For a debut, M:I:III is a decent action film though it is more entertaining than stimulating. I say this because Abrams has since made two stimulating blockbusters in Star Trek (2009) and Super 8 (2011) and seem to be continuing in this vein with the sequel to Star Trek. Starring Tom Cruise, who still effortlessly tackles both acting and stuntwork after nearly three decades in film already, Philip Seymour Hoffman as the lead antagonist, and Michelle Monaghan, M:I:III gives us characters that are far from disposable as there is an effort to bring out some degree of character development in scenes of quiet drama that are often lacking in blockbusters like this.

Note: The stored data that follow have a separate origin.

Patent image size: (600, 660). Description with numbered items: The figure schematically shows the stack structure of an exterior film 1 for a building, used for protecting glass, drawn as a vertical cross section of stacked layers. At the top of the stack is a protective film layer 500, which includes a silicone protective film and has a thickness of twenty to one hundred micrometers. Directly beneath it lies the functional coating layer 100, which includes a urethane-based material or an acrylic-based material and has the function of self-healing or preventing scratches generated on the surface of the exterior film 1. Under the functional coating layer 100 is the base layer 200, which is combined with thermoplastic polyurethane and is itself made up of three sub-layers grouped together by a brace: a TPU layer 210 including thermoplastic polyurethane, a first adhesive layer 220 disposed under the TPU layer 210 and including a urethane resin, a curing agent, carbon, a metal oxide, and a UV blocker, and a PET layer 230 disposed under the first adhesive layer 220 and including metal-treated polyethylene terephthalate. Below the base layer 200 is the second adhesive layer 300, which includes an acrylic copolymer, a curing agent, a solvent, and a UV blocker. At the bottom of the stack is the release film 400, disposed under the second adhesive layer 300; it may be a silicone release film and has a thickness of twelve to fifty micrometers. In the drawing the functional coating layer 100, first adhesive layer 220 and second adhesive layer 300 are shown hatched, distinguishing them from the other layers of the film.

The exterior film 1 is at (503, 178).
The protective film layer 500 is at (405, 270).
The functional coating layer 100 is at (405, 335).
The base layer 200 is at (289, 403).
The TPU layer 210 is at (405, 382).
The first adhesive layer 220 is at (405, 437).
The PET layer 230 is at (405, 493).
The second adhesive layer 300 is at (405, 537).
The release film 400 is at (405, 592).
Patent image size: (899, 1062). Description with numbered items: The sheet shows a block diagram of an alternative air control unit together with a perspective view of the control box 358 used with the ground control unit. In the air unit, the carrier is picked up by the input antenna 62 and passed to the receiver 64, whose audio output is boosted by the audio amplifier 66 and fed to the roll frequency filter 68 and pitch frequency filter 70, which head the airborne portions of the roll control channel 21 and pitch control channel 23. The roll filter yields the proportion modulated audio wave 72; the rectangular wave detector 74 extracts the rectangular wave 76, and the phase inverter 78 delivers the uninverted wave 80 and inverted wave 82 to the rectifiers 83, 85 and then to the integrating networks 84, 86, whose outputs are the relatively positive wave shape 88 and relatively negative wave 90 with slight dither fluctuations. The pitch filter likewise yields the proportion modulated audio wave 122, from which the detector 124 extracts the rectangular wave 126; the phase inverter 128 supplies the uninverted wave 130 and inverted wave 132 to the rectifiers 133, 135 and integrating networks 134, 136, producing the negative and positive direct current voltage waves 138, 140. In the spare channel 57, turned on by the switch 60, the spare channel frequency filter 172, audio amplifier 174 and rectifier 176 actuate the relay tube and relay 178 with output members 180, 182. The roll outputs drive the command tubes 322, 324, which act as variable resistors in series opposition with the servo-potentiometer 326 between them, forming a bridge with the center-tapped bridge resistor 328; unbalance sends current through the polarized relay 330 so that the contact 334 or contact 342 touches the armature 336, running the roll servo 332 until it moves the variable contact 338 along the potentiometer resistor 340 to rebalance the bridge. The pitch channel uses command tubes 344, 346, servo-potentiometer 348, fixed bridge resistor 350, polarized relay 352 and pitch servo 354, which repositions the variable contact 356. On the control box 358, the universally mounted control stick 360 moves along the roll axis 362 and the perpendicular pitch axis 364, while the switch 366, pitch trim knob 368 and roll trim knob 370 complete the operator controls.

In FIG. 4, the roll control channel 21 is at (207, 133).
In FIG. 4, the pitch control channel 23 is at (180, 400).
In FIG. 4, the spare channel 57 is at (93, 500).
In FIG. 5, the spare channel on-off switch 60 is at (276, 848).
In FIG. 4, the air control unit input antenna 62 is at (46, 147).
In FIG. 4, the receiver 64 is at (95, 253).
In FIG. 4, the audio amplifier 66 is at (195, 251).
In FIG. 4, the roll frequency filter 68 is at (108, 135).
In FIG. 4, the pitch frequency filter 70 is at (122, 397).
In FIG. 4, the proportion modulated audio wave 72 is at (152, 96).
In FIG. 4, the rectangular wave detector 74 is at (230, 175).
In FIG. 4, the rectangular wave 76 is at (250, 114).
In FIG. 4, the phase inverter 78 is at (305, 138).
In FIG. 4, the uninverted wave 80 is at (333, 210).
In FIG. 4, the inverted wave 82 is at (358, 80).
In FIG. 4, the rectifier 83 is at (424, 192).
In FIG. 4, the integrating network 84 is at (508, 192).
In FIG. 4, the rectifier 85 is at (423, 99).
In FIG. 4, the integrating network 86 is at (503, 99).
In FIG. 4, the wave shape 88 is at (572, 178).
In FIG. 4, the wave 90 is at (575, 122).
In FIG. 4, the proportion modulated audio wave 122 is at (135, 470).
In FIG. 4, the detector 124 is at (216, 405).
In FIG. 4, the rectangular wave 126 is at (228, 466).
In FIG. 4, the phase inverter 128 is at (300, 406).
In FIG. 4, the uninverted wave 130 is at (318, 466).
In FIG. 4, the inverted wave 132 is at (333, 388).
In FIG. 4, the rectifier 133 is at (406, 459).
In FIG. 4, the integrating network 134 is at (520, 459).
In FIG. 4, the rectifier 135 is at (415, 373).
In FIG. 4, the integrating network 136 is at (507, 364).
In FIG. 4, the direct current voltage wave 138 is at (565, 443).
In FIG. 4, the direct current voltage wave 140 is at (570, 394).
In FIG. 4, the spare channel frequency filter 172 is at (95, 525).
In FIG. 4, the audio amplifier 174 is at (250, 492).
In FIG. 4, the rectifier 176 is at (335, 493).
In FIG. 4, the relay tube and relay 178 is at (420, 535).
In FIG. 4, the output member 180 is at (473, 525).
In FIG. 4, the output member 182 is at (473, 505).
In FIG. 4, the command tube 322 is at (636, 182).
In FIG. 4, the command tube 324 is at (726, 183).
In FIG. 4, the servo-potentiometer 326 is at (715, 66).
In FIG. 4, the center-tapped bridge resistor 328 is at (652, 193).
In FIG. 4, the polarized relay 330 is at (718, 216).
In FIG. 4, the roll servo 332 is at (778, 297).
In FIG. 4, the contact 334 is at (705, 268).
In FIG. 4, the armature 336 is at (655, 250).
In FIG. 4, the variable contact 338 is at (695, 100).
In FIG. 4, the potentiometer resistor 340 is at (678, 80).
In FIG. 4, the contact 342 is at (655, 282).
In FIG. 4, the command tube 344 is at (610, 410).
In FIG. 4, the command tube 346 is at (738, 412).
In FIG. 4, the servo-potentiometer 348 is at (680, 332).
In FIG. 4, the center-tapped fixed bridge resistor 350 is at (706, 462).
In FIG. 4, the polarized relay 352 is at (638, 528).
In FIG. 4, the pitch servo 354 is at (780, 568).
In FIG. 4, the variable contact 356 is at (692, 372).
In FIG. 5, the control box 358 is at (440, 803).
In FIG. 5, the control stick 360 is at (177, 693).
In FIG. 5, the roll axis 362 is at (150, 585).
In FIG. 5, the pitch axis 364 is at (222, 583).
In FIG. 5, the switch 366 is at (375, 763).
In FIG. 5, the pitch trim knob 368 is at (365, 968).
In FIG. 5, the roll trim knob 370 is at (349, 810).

Ethan Hunt (Cruise) finds himself sucked back into the whirlwind of the job he left as a secret agent. He marries Julia (Monahgan) before he takes on his next mission: To capture Owen Davian (Hoffman), an arms dealer who is crafty, sadistic, and outright sickening as a person. In the tense opening sequence, we are catapulted into the world of espionage with Ethan at the absolute mercy of his nemesis. The film will gratify viewers seeking action and death-defying stunts. While not as stylistic as Woo’s M:I:II, the action sequences in Abrams’ film are nonetheless executed with aplomb.
The tightly-paced set-piece at the Vatican is the highlight of the entire film, I feel. It also stays close to the tradition of the M:I style with its showcase of stealth and strategic planning. By casting Hoffman as the film’s scene-stealing villain, half the battle is already won by Abrams who allows viewers to engage with the conflict, both physically and psychologically, as played out dramatically by Hoffman and Cruise. In a nutshell, M:I:III is a well-shot action feature with steady (read: non-nauseating) camerawork, and at times, using excellent crane shots to immerse viewers into the visual spectacle. Despite being a tad cliché in terms of storytelling, the film remains to be a respectable popcorn effort by a very promising director.